For decades, science has demonstrated that discrete populations have been disproportionately forced to suffer the horrors of living in areas contaminated by toxic and hazardous substances. Communities of color, indigenous communities, and other marginalized communities continuously endure the effects of multigenerational water, air, and land pollution. Whether intentionally or not, EPA and regulatory elites have promulgated so-called “neutral rules” that have resulted in a systemic and ever-expanding national environmental caste. For this to end, EPA must stop being a knowing or unknowing participant in regulatory oppression and become an active agent of regulatory change.
EPA is required to take environmental justice concerns into account when promulgating new regulations; amplifying the voices of traditionally subordinated affected communities is an essential element of this goal. Nevertheless, EPA lacks a systematic method to incorporate direct outreach to and engagement of impacted communities, and has no detailed outline or specific strategy to ensure that the voices of impacted communities are heard. Thus, the Trump Administration was able to promulgate new regulations related to the definition of “waters of the United States” (WOTUS) that are likely to have significant negative impacts on water quality, much of which will be borne by disenfranchised communities, while affording those communities little to no voice in the regulatory process.
This Article maintains that the Biden EPA should adopt a sociolegal approach, informed by the theoretical principles of polycentrism and demosprudence, to address systematic and decades-long environmental injustices.

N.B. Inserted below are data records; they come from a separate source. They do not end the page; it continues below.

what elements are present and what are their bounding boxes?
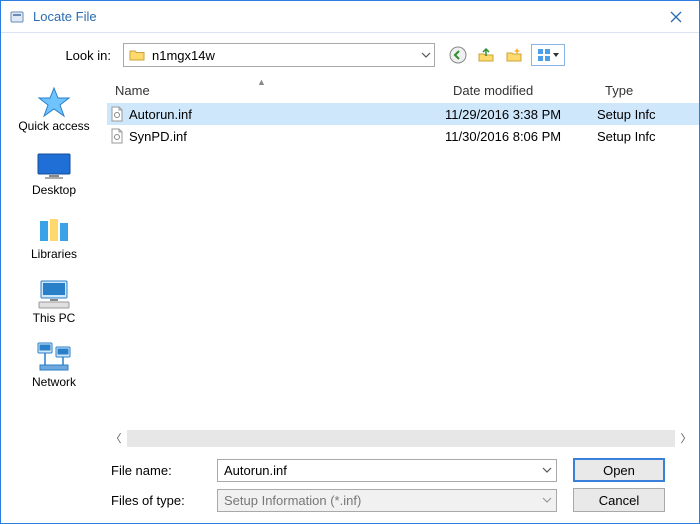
- place-label: Libraries: [31, 247, 77, 261]
- window-title: Locate File: [33, 9, 653, 24]
- column-headers: ▲ Name Date modified Type: [107, 77, 699, 103]
- sort-indicator-icon: ▲: [257, 77, 266, 87]
- horizontal-scrollbar[interactable]: 〈 〉: [107, 429, 699, 447]
- place-label: Network: [32, 375, 76, 389]
- network-icon: [34, 341, 74, 375]
- column-name[interactable]: Name: [107, 83, 445, 98]
- star-icon: [34, 85, 74, 119]
- file-icon: [107, 106, 127, 122]
- place-this-pc[interactable]: This PC: [33, 277, 76, 325]
- file-name: Autorun.inf: [127, 107, 445, 122]
- new-folder-button[interactable]: [503, 44, 525, 66]
- column-type[interactable]: Type: [597, 83, 699, 98]
- file-name: SynPD.inf: [127, 129, 445, 144]
- filter-label: Files of type:: [107, 493, 217, 508]
- place-label: Quick access: [18, 119, 89, 133]
- scroll-track[interactable]: [127, 430, 675, 447]
- back-button[interactable]: [447, 44, 469, 66]
- titlebar: Locate File: [1, 1, 699, 33]
- place-network[interactable]: Network: [32, 341, 76, 389]
- libraries-icon: [34, 213, 74, 247]
- place-desktop[interactable]: Desktop: [32, 149, 76, 197]
- lookin-toolbar: Look in: n1mgx14w: [1, 33, 699, 77]
- file-icon: [107, 128, 127, 144]
- place-quick-access[interactable]: Quick access: [18, 85, 89, 133]
- dialog-body: Quick access Desktop Libraries This PC: [1, 77, 699, 523]
- chevron-down-icon[interactable]: [538, 460, 556, 481]
- app-icon: [9, 9, 25, 25]
- filename-value: Autorun.inf: [218, 463, 538, 478]
- folder-icon: [128, 46, 146, 64]
- lookin-folder-name: n1mgx14w: [146, 48, 416, 63]
- file-row[interactable]: SynPD.inf 11/30/2016 8:06 PM Setup Infc: [107, 125, 699, 147]
- view-menu-button[interactable]: [531, 44, 565, 66]
- file-row[interactable]: Autorun.inf 11/29/2016 3:38 PM Setup Inf…: [107, 103, 699, 125]
- open-button[interactable]: Open: [573, 458, 665, 482]
- file-date: 11/30/2016 8:06 PM: [445, 129, 597, 144]
- lookin-combo[interactable]: n1mgx14w: [123, 43, 435, 67]
- dialog-window: Locate File Look in: n1mgx14w: [0, 0, 700, 524]
- file-type: Setup Infc: [597, 107, 699, 122]
- place-libraries[interactable]: Libraries: [31, 213, 77, 261]
- desktop-icon: [34, 149, 74, 183]
- bottom-panel: File name: Autorun.inf Open Files of typ…: [107, 453, 699, 523]
- scroll-left-icon[interactable]: 〈: [107, 430, 125, 447]
- pc-icon: [34, 277, 74, 311]
- file-list[interactable]: Autorun.inf 11/29/2016 3:38 PM Setup Inf…: [107, 103, 699, 429]
- scroll-right-icon[interactable]: 〉: [677, 430, 695, 447]
- places-sidebar: Quick access Desktop Libraries This PC: [1, 77, 107, 523]
- chevron-down-icon[interactable]: [538, 490, 556, 511]
- file-date: 11/29/2016 3:38 PM: [445, 107, 597, 122]
- filename-row: File name: Autorun.inf Open: [107, 455, 691, 485]
- filter-row: Files of type: Setup Information (*.inf)…: [107, 485, 691, 515]
- filter-combo[interactable]: Setup Information (*.inf): [217, 489, 557, 512]
- chevron-down-icon[interactable]: [416, 44, 434, 66]
- up-button[interactable]: [475, 44, 497, 66]
- cancel-button[interactable]: Cancel: [573, 488, 665, 512]
- place-label: Desktop: [32, 183, 76, 197]
- filter-value: Setup Information (*.inf): [218, 493, 538, 508]
- filename-combo[interactable]: Autorun.inf: [217, 459, 557, 482]
- close-button[interactable]: [653, 1, 699, 33]
- file-panel: ▲ Name Date modified Type Autorun.inf 11…: [107, 77, 699, 523]
- nav-buttons: [447, 44, 565, 66]
- place-label: This PC: [33, 311, 76, 325]
- filename-label: File name:: [107, 463, 217, 478]
- lookin-label: Look in:: [13, 48, 123, 63]
- file-type: Setup Infc: [597, 129, 699, 144]
- column-date[interactable]: Date modified: [445, 83, 597, 98]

This approach would help shift and redistribute power from environmental regulatory elites to the people most affected by environmental harms. Using the case study of WOTUS regulatory reform, we argue that the Biden EPA has a perfect opportunity to create a more inclusive regulatory process that expands the power of historically disenfranchised people, while addressing known harms that will result from the current regulations. The Biden EPA could use WOTUS reform to establish a new paradigm for expanding the power of non-elites and create a model for a more equitable form of regulatory decision-making and a more democratic form of governance.